According to some, the only difference between Canadian and American NHL teams is the sort of treatment they receive from the officials during playoffs.
For years, Canadian hockey fans have observed that NHL referees seem to favour American teams, especially during playoff season. The refs appear to be disproportionately tough on Canadian players, but also seen to turn a blind eye to a staggering number of American infractions.
Why would hockey referees favour American teams over Canadian teams? Some paranoid Canadians suspect that they are pressured to do so by the National Hockey League, which has a financial motive to increase hockey’s popularity in the United States. Securing the fanship of America’s larger and wealthier pool of sports lovers would certainly allow the NHL to make more money off network revenue. Perhaps, some say, the NHL is doing everything its power to extend the seasons of American hockey teams for as long as possible in an effort to spread the game throughout the Land of Opportunity.
Although this conspiracy theory has certainly received its fair share of scoffs and scorn, skeptics would be hard-pressed to provide an alternative explanation for an objectively outrageous call made tonight, during game one of the Western Conference final between the Edmonton Oilers, based out of Edmonton, Alberta, and the Denver-based Colorado Avalanche, wherein the alleged officiatory bias against Canadian teams has never been on such blatant display.

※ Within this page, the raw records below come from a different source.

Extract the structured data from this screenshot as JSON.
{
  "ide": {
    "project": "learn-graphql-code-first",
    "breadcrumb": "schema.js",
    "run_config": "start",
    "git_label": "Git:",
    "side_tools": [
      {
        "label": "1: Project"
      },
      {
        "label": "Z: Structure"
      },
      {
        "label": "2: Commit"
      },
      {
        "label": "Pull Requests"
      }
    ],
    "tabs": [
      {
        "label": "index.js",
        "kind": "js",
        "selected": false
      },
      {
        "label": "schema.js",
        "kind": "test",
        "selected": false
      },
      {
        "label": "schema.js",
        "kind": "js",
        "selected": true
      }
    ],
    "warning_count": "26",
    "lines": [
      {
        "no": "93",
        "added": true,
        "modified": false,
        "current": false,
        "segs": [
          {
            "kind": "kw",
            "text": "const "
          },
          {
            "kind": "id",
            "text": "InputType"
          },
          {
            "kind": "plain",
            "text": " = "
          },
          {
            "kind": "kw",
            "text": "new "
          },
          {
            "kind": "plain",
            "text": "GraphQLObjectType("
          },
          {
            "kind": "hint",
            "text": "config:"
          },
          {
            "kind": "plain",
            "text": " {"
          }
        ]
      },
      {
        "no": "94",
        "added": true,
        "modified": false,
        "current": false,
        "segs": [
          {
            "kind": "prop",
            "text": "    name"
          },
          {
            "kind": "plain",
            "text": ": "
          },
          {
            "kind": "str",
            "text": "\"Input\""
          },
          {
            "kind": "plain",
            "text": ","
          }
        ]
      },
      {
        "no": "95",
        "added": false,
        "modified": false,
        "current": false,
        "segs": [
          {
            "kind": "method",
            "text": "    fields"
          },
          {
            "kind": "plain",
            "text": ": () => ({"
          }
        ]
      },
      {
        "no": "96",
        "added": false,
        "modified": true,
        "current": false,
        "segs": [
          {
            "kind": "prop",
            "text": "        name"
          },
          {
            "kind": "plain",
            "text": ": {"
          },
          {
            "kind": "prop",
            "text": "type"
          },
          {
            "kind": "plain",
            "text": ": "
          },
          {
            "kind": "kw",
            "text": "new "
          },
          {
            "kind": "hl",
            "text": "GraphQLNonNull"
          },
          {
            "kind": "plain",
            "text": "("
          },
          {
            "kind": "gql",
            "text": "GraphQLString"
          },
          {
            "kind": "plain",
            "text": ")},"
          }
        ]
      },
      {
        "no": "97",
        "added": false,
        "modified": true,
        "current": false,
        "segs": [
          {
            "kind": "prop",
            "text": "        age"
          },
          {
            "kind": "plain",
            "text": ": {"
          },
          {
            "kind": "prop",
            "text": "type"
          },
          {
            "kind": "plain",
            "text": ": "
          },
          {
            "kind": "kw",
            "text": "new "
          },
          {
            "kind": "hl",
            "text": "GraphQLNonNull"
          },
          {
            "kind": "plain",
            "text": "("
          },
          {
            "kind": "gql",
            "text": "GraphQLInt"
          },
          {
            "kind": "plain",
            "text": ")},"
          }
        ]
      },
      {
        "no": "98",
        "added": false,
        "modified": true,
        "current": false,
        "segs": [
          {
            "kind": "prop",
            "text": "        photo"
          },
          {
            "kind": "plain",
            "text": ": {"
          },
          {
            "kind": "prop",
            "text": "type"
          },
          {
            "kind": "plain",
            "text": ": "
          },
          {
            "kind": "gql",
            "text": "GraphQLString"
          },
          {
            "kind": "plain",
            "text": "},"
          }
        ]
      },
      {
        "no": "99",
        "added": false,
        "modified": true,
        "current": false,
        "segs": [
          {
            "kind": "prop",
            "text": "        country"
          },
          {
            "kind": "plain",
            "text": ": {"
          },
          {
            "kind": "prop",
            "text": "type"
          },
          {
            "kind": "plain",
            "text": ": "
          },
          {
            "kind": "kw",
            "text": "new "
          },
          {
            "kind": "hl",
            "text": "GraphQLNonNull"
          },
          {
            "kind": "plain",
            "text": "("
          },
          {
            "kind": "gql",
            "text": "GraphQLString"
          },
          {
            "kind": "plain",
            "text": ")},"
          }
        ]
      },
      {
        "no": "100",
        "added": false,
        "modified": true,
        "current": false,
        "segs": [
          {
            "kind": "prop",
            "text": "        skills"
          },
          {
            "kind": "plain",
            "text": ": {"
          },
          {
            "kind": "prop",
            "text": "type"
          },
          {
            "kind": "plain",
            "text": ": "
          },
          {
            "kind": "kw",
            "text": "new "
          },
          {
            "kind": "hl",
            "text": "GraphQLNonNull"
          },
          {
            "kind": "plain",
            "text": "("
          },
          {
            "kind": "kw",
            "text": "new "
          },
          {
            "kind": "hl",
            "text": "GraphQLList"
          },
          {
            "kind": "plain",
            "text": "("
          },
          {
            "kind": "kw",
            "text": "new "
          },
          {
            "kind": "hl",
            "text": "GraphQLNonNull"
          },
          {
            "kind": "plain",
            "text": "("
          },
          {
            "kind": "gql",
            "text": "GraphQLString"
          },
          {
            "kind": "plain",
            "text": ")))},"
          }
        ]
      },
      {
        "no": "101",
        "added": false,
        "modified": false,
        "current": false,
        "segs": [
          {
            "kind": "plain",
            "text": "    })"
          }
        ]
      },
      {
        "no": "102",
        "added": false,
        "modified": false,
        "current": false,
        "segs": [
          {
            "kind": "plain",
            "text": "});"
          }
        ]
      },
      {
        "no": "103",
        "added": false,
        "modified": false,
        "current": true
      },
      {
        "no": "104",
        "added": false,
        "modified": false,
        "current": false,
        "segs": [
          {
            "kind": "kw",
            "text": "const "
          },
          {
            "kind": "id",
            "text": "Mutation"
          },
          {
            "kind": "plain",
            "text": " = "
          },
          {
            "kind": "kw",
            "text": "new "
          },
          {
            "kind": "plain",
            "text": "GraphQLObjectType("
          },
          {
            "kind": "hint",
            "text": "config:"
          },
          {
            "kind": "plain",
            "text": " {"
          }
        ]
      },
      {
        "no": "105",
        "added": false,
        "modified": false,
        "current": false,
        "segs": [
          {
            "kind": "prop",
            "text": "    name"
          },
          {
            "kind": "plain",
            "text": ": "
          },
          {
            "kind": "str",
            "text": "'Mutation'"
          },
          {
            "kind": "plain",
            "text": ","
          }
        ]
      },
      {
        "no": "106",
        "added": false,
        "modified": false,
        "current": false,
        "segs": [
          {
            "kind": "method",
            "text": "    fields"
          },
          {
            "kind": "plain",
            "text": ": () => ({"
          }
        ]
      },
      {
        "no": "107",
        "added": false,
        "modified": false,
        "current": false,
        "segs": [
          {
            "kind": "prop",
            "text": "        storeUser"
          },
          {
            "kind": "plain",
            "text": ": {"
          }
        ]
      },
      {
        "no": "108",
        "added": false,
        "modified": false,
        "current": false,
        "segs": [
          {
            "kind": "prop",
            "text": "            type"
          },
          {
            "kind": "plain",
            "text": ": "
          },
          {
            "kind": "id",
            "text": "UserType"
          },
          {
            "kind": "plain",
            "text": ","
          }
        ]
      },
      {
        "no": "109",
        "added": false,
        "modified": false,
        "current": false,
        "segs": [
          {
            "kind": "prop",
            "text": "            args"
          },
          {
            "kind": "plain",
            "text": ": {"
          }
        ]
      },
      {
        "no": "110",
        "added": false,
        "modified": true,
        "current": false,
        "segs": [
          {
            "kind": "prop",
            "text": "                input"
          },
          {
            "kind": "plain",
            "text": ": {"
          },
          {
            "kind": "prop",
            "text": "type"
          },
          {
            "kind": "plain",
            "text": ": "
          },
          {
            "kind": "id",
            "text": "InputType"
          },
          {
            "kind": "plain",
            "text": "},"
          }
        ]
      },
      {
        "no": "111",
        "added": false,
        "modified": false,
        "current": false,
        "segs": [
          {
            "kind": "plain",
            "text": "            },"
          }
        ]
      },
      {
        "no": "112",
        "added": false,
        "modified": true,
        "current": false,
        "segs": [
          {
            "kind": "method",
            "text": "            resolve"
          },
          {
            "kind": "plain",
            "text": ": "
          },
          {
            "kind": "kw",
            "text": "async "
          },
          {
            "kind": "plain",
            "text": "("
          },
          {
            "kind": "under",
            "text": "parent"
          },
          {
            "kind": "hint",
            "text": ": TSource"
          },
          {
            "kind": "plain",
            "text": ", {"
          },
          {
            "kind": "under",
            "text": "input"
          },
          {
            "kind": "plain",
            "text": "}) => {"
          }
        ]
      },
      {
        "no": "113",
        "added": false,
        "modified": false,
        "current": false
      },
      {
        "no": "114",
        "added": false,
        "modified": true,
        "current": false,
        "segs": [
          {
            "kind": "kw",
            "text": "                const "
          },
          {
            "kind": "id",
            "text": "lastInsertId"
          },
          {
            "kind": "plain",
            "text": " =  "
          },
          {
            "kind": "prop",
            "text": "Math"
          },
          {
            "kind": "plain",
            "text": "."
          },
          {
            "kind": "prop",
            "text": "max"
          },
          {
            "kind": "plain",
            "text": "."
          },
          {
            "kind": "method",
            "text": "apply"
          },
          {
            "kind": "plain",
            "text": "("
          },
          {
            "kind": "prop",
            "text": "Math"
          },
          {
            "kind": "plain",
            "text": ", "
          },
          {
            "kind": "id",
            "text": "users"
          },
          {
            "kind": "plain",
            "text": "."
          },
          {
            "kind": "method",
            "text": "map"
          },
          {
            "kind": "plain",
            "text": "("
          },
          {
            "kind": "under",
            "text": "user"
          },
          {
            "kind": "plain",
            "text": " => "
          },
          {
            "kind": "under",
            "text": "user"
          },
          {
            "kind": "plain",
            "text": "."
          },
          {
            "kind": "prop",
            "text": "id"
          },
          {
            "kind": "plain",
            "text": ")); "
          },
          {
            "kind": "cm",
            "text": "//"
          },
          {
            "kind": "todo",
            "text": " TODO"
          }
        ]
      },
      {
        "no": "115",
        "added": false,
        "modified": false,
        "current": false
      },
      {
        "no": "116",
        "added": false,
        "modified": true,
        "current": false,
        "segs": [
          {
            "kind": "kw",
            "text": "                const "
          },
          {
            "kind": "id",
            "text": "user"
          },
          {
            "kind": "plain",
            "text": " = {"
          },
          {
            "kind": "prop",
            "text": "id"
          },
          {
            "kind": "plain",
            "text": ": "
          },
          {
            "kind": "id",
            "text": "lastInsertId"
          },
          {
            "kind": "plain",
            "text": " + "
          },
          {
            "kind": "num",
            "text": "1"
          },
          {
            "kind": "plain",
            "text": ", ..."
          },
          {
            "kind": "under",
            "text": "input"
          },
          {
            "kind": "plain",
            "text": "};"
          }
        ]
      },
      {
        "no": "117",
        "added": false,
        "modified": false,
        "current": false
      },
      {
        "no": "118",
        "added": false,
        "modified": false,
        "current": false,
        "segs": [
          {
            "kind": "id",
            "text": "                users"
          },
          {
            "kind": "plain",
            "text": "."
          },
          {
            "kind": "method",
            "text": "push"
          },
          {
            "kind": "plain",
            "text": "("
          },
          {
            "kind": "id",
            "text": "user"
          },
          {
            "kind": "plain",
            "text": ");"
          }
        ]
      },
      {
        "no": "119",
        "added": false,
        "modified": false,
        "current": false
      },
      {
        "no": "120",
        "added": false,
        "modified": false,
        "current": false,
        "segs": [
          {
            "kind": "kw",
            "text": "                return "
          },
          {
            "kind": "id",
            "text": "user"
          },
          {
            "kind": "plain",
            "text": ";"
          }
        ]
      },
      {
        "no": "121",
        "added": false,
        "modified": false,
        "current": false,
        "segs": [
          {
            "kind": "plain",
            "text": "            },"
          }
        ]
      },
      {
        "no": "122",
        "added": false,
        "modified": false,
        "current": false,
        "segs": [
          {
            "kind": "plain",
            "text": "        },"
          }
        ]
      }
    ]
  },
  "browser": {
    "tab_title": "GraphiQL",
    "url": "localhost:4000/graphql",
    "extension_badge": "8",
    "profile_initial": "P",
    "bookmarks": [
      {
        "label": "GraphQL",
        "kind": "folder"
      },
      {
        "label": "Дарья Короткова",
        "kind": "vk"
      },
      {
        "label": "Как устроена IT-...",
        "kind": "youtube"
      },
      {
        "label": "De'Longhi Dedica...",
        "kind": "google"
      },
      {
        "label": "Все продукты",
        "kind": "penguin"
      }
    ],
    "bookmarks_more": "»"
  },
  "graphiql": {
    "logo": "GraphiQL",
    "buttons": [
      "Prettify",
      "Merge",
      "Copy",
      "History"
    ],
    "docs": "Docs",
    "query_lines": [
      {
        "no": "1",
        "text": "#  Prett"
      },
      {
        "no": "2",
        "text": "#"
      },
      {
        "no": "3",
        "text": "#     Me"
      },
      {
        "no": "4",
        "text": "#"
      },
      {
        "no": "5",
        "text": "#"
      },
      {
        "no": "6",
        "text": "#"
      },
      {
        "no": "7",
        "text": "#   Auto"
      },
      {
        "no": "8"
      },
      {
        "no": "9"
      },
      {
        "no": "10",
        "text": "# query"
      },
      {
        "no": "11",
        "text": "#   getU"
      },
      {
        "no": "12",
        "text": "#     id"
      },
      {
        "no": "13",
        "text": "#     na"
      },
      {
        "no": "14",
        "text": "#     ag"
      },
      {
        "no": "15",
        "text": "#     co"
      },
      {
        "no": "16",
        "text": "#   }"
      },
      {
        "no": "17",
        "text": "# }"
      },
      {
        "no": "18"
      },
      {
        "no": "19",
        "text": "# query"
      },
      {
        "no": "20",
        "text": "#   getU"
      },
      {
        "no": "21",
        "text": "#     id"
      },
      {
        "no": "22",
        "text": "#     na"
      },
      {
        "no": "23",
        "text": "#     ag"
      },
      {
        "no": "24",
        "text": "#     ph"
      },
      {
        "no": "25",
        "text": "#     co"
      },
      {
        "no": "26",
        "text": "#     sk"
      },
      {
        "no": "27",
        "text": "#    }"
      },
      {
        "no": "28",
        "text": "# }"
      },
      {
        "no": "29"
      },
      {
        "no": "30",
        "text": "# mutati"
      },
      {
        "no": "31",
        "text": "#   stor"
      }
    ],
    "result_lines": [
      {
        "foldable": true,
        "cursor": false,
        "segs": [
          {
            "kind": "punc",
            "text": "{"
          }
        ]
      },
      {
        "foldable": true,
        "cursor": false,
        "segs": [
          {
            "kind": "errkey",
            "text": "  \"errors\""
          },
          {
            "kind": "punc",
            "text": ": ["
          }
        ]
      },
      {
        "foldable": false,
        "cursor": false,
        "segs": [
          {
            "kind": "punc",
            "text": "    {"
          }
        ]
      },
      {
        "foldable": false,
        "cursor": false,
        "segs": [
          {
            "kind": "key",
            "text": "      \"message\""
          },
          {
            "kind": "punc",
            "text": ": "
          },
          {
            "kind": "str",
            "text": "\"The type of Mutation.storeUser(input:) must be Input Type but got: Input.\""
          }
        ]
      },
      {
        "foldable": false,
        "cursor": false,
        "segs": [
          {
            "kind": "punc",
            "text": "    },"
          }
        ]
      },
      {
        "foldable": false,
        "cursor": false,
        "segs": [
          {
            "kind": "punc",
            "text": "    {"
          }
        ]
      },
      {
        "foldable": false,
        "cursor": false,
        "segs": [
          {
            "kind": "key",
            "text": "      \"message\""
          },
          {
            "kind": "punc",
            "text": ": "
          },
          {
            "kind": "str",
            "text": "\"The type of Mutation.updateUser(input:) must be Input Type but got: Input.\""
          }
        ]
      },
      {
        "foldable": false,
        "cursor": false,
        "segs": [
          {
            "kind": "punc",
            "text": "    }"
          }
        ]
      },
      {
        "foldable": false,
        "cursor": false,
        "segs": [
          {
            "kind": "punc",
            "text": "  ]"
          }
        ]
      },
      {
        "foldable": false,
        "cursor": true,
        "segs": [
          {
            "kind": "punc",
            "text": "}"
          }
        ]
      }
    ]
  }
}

For those unfamiliar with the game, the aim of ice hockey is to use one’s stick to shoot a rubber puck into the opposing team’s net, thus scoring a goal. The team with the most goals wins the game.
The rink on which hockey games are played is divided in half by a centre line. Each team’s respective half of the ice is further bisected by a blue line. The quarter of the ice between the blue line and the centre line is called the “neutral zone”, and the quarter between the blue line and the net is called the “offensive zone”.
In ice hockey, there is a rule that the puck cannot enter the opposing team’s offensive zone until that zone is devoid of friendly players. A player is considered to be in the offensive zone when both of his skates are completely across the blue line. This rule is designed to prevent players from cherry picking, or hovering near the opposing team’s net to await a pass. To violate this rule is to go “offside”. Special referees called linesmen are responsible for policing such infractions. When such an infraction occurs, the linesman blows his whistle, puts an end to the play, and initiates a new play in the adjacent neutral zone.
At the very end of the first period of tonight’s game between the Edmonton Oilers and the Colorado Avalanche, Colorado’s forward, Valeri Nichushkin (#13), was deep in Edmonton’s offensive zone when his teammate, Cale Makar (#3), skated across the blue line with the puck. Instead of calling this blatant offside, the linesman allowed Makar to score a goal on Edmonton with 13 second left on the clock.
Edmonton’s coach, Jay Woodcroft, challenged the goal, prompting the officials to review tapes of the play to determine whether Colorado was indeed offside. In what is perhaps the most ridiculous call in NHL playoff history, the referees, even after reviewing the play, inexplicably ruled Makar’s goal onside, to the astonishment of hockey fans across Canada.